I remember reading this chapter a few years ago and finding it to be a useful thought exercise.

A big part of successful trading is the ability to scale up a strategy to trade it with meaningful size.

To do that, you need a path to confidence.

Another way of saying that is you need to believe in your strategy - deeply.

This is why you can't simply join a trading room and trade someone else's strategy by looking over their shoulder and be successful in the long run.

Because ultimately, you can't truly believe in someone else's strategy because they say it works.

An important part of believing in a system is understanding it fully.

If a machine or some process randomly creates a list of signals without a fundamental hypothesis, it's hard to imagine being able to become confident in it.

Maybe you can have modest confidence, but I think there's a ceiling to it.

The underlying thesis needs to be sound, otherwise optimizing it doesn't really make any sense.

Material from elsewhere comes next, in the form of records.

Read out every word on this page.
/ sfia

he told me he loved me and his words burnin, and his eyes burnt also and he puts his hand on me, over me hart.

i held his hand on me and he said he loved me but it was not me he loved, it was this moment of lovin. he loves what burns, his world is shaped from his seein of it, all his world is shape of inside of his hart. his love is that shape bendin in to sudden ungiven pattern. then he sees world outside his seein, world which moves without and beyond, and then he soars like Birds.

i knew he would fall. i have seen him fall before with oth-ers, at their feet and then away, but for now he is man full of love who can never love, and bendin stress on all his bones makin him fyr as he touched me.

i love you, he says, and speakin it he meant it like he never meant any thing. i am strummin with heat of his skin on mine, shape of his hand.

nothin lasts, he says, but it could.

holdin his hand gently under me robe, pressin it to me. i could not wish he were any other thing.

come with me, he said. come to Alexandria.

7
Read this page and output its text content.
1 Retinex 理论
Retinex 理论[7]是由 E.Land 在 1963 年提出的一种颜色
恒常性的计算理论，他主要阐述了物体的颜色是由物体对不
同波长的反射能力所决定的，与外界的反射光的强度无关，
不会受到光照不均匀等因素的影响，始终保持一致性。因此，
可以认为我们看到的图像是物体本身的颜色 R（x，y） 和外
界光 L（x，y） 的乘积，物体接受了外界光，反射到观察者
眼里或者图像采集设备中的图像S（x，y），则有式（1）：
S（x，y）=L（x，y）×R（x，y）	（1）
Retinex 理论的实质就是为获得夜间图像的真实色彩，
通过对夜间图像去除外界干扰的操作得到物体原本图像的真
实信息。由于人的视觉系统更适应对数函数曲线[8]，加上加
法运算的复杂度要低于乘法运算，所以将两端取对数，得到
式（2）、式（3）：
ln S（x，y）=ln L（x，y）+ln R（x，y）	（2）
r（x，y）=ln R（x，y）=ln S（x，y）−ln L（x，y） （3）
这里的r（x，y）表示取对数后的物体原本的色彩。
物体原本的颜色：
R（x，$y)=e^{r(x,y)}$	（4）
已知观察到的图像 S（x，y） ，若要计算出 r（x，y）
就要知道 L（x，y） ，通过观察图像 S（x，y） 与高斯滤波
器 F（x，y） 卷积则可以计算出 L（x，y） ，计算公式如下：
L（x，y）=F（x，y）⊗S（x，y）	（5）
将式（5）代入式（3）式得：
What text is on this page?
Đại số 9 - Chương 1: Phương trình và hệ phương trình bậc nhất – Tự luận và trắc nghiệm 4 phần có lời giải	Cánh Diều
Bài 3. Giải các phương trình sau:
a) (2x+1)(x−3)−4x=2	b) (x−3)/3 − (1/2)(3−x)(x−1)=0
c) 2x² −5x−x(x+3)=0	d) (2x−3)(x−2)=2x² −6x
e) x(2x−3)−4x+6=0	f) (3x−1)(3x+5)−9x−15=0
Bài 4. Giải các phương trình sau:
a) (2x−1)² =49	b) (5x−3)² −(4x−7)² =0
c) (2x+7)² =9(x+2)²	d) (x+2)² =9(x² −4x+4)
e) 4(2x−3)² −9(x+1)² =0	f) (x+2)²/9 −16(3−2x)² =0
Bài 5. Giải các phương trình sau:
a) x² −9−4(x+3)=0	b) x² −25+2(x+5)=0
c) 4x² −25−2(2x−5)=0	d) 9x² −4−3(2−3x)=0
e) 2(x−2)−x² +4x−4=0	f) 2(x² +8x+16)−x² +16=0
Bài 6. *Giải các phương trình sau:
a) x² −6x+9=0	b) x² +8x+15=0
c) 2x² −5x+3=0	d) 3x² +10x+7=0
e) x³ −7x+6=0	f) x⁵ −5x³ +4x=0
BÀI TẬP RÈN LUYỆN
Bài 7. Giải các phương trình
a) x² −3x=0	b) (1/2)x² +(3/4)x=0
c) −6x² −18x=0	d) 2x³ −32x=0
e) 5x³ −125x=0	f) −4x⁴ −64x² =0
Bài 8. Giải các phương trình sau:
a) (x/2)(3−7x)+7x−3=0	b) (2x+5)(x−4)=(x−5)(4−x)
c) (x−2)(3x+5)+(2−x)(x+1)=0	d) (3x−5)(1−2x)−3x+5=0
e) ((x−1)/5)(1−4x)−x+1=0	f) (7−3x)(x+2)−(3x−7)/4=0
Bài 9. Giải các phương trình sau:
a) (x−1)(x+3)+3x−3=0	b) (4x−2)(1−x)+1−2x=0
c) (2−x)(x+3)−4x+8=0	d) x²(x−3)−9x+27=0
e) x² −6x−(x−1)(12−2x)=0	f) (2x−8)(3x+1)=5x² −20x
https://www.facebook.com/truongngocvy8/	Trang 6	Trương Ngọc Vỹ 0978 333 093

If you don't understand the strategy's signal, then it's impossible to add a rule that tells a coherent story.

And the fundamental way to avoid curve fitting is lost.

For the record, I can imagine this process working, but I think the path is much harder and would require far more computing resources than simply starting with a workable hypothesis.

Very interesting question, Sridhar - thanks for sharing with the group!